MRR Calculator
How to Use This Tool
Enter your starting MRR (if you have a current monthly recurring revenue figure). Then, input the new MRR you expect from new customers this month. Enter expansion MRR (additional revenue from existing customers upgrading). Enter contraction MRR (revenue lost from existing customers downgrading). Finally, enter churned MRR (revenue lost from customers canceling). Click Calculate to see your projected ending MRR and net change.
Formula and Logic
Ending MRR = Starting MRR + New MRR + Expansion MRR - Contraction MRR - Churned MRR
Net Change = Ending MRR - Starting MRR
Growth Rate = (Net Change / Starting MRR) * 100 (if Starting MRR > 0)
Practical Notes
- For e-commerce and traders, note that MRR is typically for subscription-based models. If you have one-time sales, consider converting to a monthly equivalent if you have repeat customers.
- Benchmark: A healthy MRR growth rate for small businesses is often between 10-20% month-over-month. However, this varies by industry.
- Pricing strategy: Ensure your average revenue per customer (ARPU) covers your customer acquisition cost (CAC) and contributes to positive gross margin. A common rule is that LTV (lifetime value) should be at least 3x CAC.
- Trade terms: If you offer annual contracts, convert to monthly by dividing by 12. For quarterly, divide by 3.
- Margin thresholds: Aim for a gross margin of at least 50-70% on your recurring revenue to ensure profitability.
Why This Tool Is Useful
Helps in financial planning and forecasting. Allows you to see the impact of customer acquisition, upgrades, and churn on your revenue. Enables data-driven decisions about marketing spend, product development, and customer success initiatives. Provides a clear picture of your business's revenue health and growth trajectory.
Frequently Asked Questions
What if I don't have a starting MRR?
You can leave the starting MRR field blank (or 0). The calculator will then assume starting MRR is 0 and compute ending MRR based on the other inputs. The growth rate will not be displayed in this case.
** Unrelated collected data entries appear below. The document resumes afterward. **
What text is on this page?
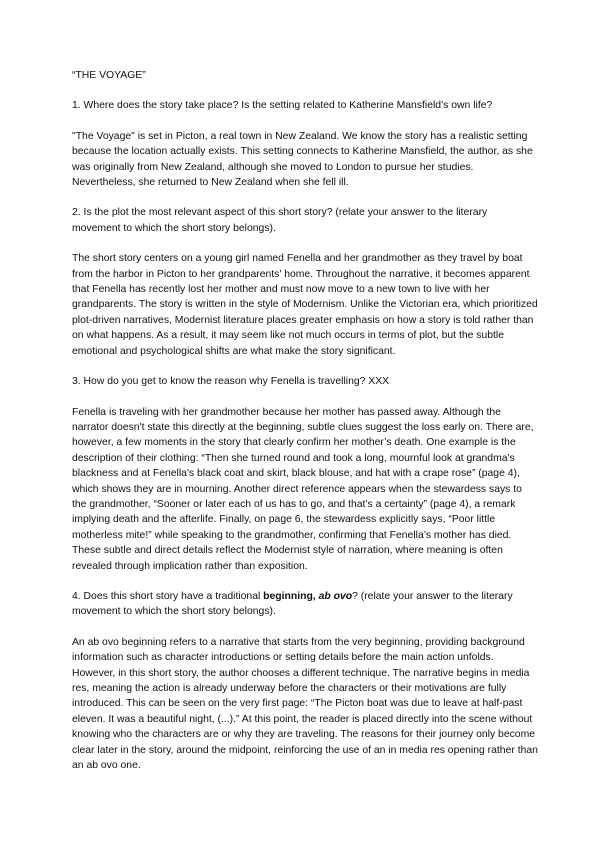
“THE VOYAGE”

1. Where does the story take place? Is the setting related to Katherine Mansfield’s own life?

"The Voyage" is set in Picton, a real town in New Zealand. We know the story has a realistic setting because the location actually exists. This setting connects to Katherine Mansfield, the author, as she was originally from New Zealand, although she moved to London to pursue her studies. Nevertheless, she returned to New Zealand when she fell ill.

2. Is the plot the most relevant aspect of this short story? (relate your answer to the literary movement to which the short story belongs).

The short story centers on a young girl named Fenella and her grandmother as they travel by boat from the harbor in Picton to her grandparents' home. Throughout the narrative, it becomes apparent that Fenella has recently lost her mother and must now move to a new town to live with her grandparents. The story is written in the style of Modernism. Unlike the Victorian era, which prioritized plot-driven narratives, Modernist literature places greater emphasis on how a story is told rather than on what happens. As a result, it may seem like not much occurs in terms of plot, but the subtle emotional and psychological shifts are what make the story significant.

3. How do you get to know the reason why Fenella is travelling? XXX

Fenella is traveling with her grandmother because her mother has passed away. Although the narrator doesn't state this directly at the beginning, subtle clues suggest the loss early on. There are, however, a few moments in the story that clearly confirm her mother’s death. One example is the description of their clothing: “Then she turned round and took a long, mournful look at grandma's blackness and at Fenella's black coat and skirt, black blouse, and hat with a crape rose” (page 4), which shows they are in mourning. Another direct reference appears when the stewardess says to the grandmother, “Sooner or later each of us has to go, and that’s a certainty” (page 4), a remark implying death and the afterlife. Finally, on page 6, the stewardess explicitly says, “Poor little motherless mite!” while speaking to the grandmother, confirming that Fenella’s mother has died. These subtle and direct details reflect the Modernist style of narration, where meaning is often revealed through implication rather than exposition.

4. Does this short story have a traditional beginning, ab ovo? (relate your answer to the literary movement to which the short story belongs).

An ab ovo beginning refers to a narrative that starts from the very beginning, providing background information such as character introductions or setting details before the main action unfolds. However, in this short story, the author chooses a different technique. The narrative begins in media res, meaning the action is already underway before the characters or their motivations are fully introduced. This can be seen on the very first page: “The Picton boat was due to leave at half-past eleven. It was a beautiful night, (...).” At this point, the reader is placed directly into the scene without knowing who the characters are or why they are traveling. The reasons for their journey only become clear later in the story, around the midpoint, reinforcing the use of an in media res opening rather than an ab ovo one.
How do I handle one-time purchases in an MRR calculation?
For businesses with mixed revenue streams, you can estimate a monthly equivalent for one-time purchases by averaging them over the expected customer lifetime. For example, if a customer typically buys every 6 months, divide the purchase amount by 6 and add to your monthly average.
What is a good churn rate?
For SaaS and subscription businesses, a monthly churn rate of 5% or less is considered good. For e-commerce and trade, if you have a membership or subscription component, aim for similar. However, benchmark against your industry.
Additional Guidance
Use this calculator monthly to track your MRR trends. Combine with other metrics like Customer Acquisition Cost (CAC), Lifetime Value (LTV), and churn rate for a complete picture. If your MRR is declining, investigate the causes: high churn, low new MRR, or excessive contraction. Consider using this tool in conjunction with a cash flow forecast, as MRR does not account for timing of cash receipts.